Drummer Glenn Kotche deserves attention here in unexpected ways. For a folk-rock album, the percussion is oddly forward. Kotche, whose own avant-garde recordings disappear behind the prominence of his band’s work, steps back from his Frankenkit, at least in sensibility if not in practice. The drums sound big but uncomplicated; the songs stride forward steadily as if Kotche, Tweedy, and everyone else insist on getting where they’re going. Tweedy sings straightforward songs over the beat, an approach in which Schmilco continues to resonate.
It’s not that simple, though, as the band builds all sorts of little constructs onto the songs. Guitarist Nels Cline frequently moves around in the background, finding flourishes to create a mood rather than indulging his more outre tastes. Although “We Were Lucky” happily unleashes him just enough. At times, this approach rewards attentive listening, headphones on, and mind tuned strictly to the music. At other times, the songs get swallowed up in their deliberation. “Before Us” walks that line, nearly drifting enough to warrant the use of a skip button, yet building up an atmosphere though guitars and unidentifiable effects that remain intriguing.
Tweedy’s lyrics skirt that same space. He’s written an ode to joy in difficult times, with more easily received lyrics, which is sometimes apparent and sometimes only true relative to something like the migraine-depicting “Less Than You Think”. Tweedy’s sharp phrases remain, and his snippets of stories stick. Not everything works. “White Wooden Cross” starts an emotional roil that it never investigates. “What would I do / If a white, wooden cross meant that I’d lost you?” Tweedy sings, without exploring those feelings. “Empty Corner” benefits from unexpected imagery, sparking power lines becoming angels or the thought that “my eyes need a shave”. The song comes from a cavity, but its world shines brightly, covering a spectrum of feelings and issues.

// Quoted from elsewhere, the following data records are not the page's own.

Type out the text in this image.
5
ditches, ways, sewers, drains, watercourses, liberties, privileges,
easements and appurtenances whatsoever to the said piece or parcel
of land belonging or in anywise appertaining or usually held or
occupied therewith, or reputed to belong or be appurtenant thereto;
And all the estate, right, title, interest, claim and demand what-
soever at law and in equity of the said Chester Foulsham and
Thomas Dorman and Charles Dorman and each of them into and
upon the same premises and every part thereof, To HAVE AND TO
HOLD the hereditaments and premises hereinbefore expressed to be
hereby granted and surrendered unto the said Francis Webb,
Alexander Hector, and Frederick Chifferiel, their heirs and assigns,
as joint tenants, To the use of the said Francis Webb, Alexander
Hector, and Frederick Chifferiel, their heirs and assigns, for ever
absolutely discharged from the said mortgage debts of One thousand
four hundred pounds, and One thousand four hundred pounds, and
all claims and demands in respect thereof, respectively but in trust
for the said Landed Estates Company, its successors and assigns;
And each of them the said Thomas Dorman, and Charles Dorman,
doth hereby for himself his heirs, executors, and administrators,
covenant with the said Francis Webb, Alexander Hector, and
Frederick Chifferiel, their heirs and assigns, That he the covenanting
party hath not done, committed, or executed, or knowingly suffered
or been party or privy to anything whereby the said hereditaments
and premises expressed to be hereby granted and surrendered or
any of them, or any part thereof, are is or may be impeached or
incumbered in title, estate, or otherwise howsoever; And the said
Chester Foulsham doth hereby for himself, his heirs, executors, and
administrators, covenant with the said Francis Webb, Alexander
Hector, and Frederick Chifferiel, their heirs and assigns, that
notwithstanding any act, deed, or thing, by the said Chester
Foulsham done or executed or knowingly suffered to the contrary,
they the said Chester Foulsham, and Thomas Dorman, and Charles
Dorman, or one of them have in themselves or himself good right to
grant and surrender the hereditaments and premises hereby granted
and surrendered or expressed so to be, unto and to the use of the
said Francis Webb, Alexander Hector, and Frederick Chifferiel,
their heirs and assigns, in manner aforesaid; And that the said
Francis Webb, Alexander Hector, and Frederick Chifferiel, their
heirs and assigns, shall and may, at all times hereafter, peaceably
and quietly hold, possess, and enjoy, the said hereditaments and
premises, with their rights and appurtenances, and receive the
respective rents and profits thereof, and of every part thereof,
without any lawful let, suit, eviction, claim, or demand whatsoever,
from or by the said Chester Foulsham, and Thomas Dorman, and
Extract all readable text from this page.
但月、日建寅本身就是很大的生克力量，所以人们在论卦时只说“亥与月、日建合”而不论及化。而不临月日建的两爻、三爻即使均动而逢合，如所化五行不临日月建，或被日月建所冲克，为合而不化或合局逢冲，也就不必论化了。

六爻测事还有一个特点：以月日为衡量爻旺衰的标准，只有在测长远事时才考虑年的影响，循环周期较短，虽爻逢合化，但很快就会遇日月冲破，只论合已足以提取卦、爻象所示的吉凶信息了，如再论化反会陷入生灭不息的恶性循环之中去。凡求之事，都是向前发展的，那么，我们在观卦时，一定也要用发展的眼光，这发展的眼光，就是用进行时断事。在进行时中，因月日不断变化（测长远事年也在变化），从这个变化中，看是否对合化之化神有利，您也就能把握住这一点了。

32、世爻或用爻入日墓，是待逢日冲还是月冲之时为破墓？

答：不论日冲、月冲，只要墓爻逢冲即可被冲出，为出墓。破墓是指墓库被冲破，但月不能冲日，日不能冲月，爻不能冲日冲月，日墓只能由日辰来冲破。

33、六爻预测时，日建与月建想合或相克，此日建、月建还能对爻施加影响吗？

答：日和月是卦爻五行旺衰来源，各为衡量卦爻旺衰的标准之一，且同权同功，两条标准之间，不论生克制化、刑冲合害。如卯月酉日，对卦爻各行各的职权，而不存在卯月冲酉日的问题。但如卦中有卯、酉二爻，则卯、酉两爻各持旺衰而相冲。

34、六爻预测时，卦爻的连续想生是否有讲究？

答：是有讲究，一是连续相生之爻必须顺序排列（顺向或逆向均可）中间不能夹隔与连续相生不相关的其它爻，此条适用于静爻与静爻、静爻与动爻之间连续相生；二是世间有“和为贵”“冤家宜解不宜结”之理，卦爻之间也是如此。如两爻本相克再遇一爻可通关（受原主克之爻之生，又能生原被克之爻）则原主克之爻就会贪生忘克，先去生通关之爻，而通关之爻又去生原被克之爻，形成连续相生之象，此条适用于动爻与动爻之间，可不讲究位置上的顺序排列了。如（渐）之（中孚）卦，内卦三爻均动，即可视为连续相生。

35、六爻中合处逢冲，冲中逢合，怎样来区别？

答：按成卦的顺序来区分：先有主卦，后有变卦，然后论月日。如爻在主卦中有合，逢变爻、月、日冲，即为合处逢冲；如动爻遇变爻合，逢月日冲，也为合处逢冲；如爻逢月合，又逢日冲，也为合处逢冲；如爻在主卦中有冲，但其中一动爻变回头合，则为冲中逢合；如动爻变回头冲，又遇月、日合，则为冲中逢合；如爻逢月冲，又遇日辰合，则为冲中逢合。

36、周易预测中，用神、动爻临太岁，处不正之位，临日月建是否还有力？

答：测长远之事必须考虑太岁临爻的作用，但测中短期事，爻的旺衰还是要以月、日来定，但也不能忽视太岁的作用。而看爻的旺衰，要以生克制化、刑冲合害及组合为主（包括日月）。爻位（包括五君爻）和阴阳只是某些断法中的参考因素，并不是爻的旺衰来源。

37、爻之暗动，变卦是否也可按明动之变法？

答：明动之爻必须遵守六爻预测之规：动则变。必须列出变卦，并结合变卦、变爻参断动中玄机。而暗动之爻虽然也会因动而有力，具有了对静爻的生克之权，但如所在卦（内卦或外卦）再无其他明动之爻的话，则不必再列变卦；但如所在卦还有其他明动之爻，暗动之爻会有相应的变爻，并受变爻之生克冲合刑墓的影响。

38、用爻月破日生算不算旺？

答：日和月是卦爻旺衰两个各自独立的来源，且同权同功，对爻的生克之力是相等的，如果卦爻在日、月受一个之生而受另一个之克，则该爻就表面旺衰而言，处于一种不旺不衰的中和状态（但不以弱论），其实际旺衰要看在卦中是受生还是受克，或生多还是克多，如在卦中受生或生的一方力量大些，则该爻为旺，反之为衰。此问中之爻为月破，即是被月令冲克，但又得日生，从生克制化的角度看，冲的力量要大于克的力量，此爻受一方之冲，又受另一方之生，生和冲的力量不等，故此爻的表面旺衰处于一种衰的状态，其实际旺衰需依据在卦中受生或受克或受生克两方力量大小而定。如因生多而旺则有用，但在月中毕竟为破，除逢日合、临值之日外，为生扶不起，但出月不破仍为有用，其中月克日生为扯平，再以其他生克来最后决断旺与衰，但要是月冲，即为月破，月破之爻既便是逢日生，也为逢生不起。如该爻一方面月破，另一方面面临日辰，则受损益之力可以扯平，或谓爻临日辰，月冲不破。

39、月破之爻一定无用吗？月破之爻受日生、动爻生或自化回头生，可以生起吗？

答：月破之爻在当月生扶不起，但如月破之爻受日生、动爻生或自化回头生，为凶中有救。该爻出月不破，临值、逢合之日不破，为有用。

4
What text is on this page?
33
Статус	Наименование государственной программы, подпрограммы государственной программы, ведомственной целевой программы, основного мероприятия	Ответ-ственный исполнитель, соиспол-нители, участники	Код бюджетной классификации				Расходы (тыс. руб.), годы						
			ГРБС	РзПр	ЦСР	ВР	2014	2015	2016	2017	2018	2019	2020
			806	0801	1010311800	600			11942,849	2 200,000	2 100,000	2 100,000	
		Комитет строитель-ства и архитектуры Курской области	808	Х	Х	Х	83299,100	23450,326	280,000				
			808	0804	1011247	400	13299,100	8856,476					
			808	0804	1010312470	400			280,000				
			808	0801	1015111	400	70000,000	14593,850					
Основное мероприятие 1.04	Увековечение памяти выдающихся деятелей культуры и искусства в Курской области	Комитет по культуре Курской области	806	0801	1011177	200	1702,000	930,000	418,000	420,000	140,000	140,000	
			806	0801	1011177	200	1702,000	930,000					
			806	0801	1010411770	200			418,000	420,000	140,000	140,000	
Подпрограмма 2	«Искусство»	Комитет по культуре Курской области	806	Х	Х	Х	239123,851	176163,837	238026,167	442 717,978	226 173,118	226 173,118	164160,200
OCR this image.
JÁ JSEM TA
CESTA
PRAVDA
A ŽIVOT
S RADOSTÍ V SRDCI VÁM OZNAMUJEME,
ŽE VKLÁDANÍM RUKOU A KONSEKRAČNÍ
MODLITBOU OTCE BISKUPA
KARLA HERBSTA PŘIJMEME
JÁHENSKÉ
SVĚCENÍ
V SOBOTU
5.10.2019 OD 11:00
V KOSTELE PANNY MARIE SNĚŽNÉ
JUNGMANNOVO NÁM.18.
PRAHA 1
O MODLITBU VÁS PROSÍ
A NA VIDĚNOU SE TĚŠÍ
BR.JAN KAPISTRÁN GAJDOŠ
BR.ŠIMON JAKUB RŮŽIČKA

The album centers on the first single “Love Is Everywhere (Beware)”. The song has the catchiest melody and one of the brighter tones, both of which complicate the struggle in Tweedy’s lyrics. While “love is everywhere,” so are “the riots raining down”. “Right now / I’m frightened how / Love is here / Beware,” he sings near the end of the song, evens the lead guitar line encourages us upward. Love becomes more obvious in crisis, a troubling idea, but one that suggests the need to remember our big and little joys.
The album works with that sort of tension. The obvious – Wilco made another cool folk-rock record – isn’t so obvious on careful examination. While the sound remains mostly subdued, Wilco sound more invigorated than they did on their last album, with studio precision helping to make these songs into something more memorable. The record doesn’t entirely succeed, but these tracks are built on durable structures and sentiments that make them deserving of the focus they’ll likely receive.